Essential Technologies for Data Engineers

  • Microsoft Azure Services:
    • Data Ingestion: Azure Function, Datahub, Azure Data Factory
    • Data Catalogs, Azure Data Lake
    • Data Transformation: Azure Databricks (Apache Spark hosted environment)
    • Data Analysis: Azure Synapse, Snowflake, BigQuery

Challenges Faced by Data Engineers

  • Data Inconsistencies: Different data formats across sources.
  • Scalability: Ensuring the system can handle data growth.
  • Privacy: Maintaining data privacy and security.

ETL – Extract, Transform, Load

ETL involves extracting data from multiple sources (RDBMS, third-party APIs, sensors), transforming it based on business logic, and loading it into a target location like a data warehouse.

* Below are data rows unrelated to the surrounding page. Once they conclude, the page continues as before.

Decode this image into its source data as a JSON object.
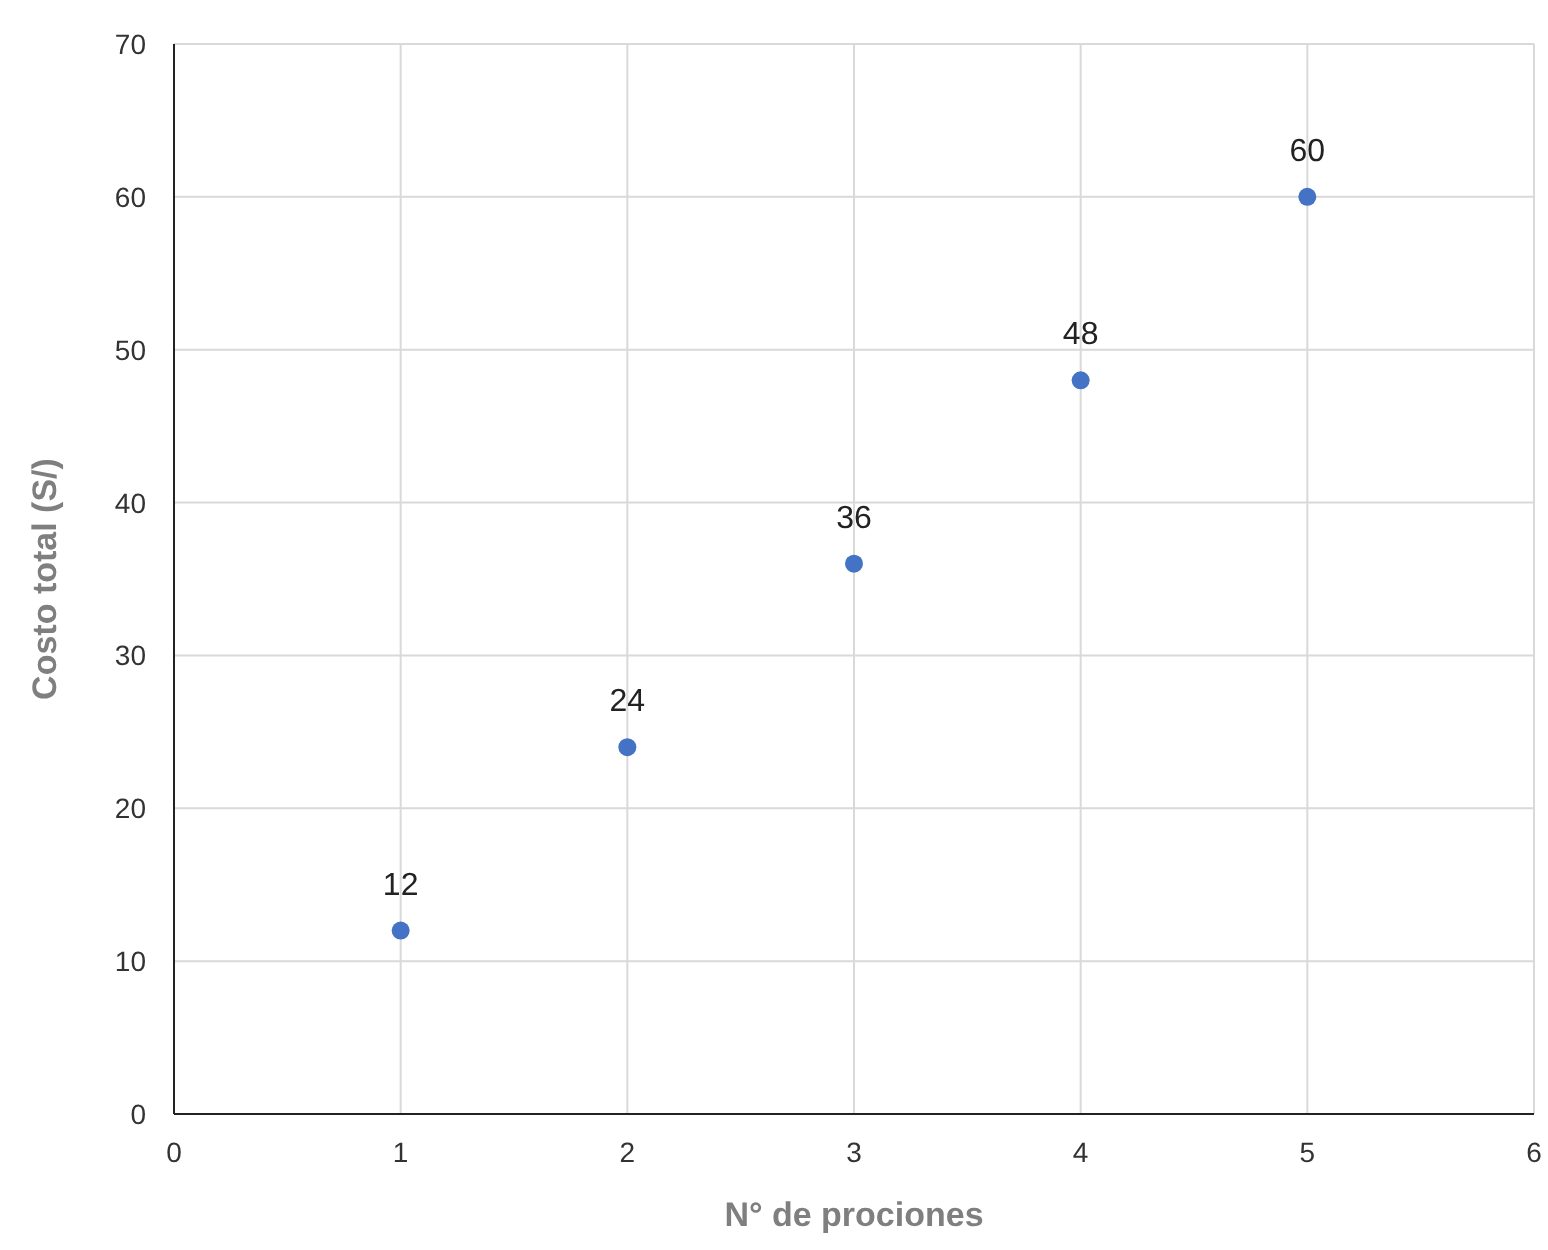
{
  "chart_data": {
    "type": "scatter",
    "xlabel": "N° de prociones",
    "ylabel": "Costo total (S/)",
    "x": [
      1,
      2,
      3,
      4,
      5
    ],
    "series": [
      {
        "color": "#4472c4",
        "values": [
          12,
          24,
          36,
          48,
          60
        ]
      }
    ],
    "xlim": [
      0,
      6
    ],
    "xticks": [
      0,
      1,
      2,
      3,
      4,
      5,
      6
    ],
    "ylim": [
      0,
      70
    ],
    "yticks": [
      0,
      10,
      20,
      30,
      40,
      50,
      60,
      70
    ],
    "grid": true,
    "data_labels": true,
    "marker": "circle"
  }
}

High-Demand Tools for Building Data Pipelines

  1. Apache Airflow: Facilitates the ETL process using Python or SQL.
  2. Cloud Computing Services: Amazon Web Services, Microsoft Azure, Google Cloud Platform (GCP).

Data Engineering Roadmap

  1. Computer Science Fundamentals: Understanding code compilation, execution, data structures, algorithms, and programming basics.
    • Resource: Harvard CS50 – Computer Science Fundamentals
  2. Programming Languages: Learning Python, Scala, or Java to automate workflows and design pipelines.
  3. SQL Proficiency: Communicating with and manipulating databases using SQL.
  4. Core Foundations of Data:
    • Data Warehousing: Understanding OLAP, OLTP systems, ETL processes, ER modeling, and dimensional modeling.
    • Resources: “The Data Warehouse Toolkit,” tools like Snowflake, BigQuery, Amazon Redshift
  5. Data Processing: Understanding batch and real-time data processing (e.g., Apache Kafka, Apache Spark).
  6. Workflow Management Tools: Apache Airflow
  7. Cloud Platforms: AWS, Microsoft Azure, Google Cloud Platform (GCP)
  8. Data Lakes: Centralized data repositories for querying and selecting data chunks (e.g., Iceberg, Hudi).
  9. Data Observability Tools: Tools like DataDog for monitoring the modern data stack.

Conclusion

Next time you go shopping on your favorite online platform, remember there is a data engineer working behind the scenes, making your digital life smoother and smarter. Pretty cool, right? There are so many different roles and responsibilities data engineers fulfill.

Will AI Replace Data Engineers?

If you’re worried about artificial intelligence taking your job, remember AI completely depends on the right data for training. Data engineers are crucial for ensuring the right data gets processed. AI models rely heavily on data engineers, who are the backbone of these models.